Visualization of data is great. And sometimes it tells us something…though we don’t always know what. Slate has an interactive feature showing the rise of diabetes in America by county. Nothing too surprising.
But follow the gradient from El Paso to the Illinois-Missouri border. The differences are small across state lines, but the consistent differences along the borders really don’t make. Are there state-level policies or regulations causing this? Or, are there state-level differences in measurement? This weird pattern shows up in other CDC data I’ve seen.
Update: I think the mystery is solved in the comments:
Very interesting. I suspect the answer has to do with the manner in which the county estimates are produced. I went to the original data source, the CDC, and then to the relevant FAQ:
http://apps.nccd.cdc.gov/DDT_STRS2/FAQ.aspx#countylevelestimates
There they say that the diabetes prevalence estimates come from the “CDC’s Behavioral Risk Factor Surveillance System (BRFSS) and data from the U.S. Census Bureau’s Population Estimates Program. The BRFSS is an ongoing, monthly, state-based telephone survey of the adult population. The survey provides state-specific information”

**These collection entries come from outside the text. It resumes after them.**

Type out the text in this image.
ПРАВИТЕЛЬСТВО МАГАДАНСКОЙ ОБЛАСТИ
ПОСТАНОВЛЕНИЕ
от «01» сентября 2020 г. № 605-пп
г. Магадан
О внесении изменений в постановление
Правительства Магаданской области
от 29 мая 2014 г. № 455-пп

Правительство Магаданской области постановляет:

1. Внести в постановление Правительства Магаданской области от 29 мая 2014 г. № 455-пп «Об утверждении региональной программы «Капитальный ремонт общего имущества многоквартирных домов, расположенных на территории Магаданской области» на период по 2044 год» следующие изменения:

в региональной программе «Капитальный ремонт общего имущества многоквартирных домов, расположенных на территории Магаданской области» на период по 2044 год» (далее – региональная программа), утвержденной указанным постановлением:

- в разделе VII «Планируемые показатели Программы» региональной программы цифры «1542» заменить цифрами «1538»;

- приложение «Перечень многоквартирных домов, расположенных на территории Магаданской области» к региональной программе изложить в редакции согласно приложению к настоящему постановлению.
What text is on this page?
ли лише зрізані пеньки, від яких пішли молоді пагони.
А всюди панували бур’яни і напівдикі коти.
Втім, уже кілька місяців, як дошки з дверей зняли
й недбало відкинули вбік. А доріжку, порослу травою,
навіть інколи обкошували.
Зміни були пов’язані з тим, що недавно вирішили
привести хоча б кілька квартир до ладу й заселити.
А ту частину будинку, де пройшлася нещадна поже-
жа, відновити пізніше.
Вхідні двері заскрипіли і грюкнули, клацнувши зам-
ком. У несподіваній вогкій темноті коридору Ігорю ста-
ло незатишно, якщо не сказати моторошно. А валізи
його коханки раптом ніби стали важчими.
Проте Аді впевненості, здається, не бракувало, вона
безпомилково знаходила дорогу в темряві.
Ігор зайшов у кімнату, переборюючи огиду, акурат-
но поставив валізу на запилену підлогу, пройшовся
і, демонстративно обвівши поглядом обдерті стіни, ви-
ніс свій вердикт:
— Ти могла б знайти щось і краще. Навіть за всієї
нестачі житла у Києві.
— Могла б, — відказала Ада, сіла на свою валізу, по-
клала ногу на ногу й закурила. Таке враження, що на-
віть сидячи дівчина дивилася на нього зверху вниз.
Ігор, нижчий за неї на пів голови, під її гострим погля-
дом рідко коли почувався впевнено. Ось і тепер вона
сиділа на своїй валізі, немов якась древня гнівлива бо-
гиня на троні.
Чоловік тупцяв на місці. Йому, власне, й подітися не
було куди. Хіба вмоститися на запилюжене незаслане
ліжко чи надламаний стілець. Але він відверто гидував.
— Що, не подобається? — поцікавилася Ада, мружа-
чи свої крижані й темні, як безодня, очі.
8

So the CDC then uses a complicated statistical procedure (”indirect model-dependent estimates” using Bayesian techniques and multilevel Poisson regression models) to go from state to county prevalence estimates. My hunch is that the state level averages thereby affect the county estimates. The FAQ in fact says “State is included as a county-level covariate. ”
This is just a guess, but I think it is quite possibly the answer. (I should note that I looked very briefly at maps of unemployment by county and did not see the same pattern; county unemployment rates have to be estimated because there is not enough data at the county level in a survey of 60000 households, but perhaps the BLS does not use state covariates.)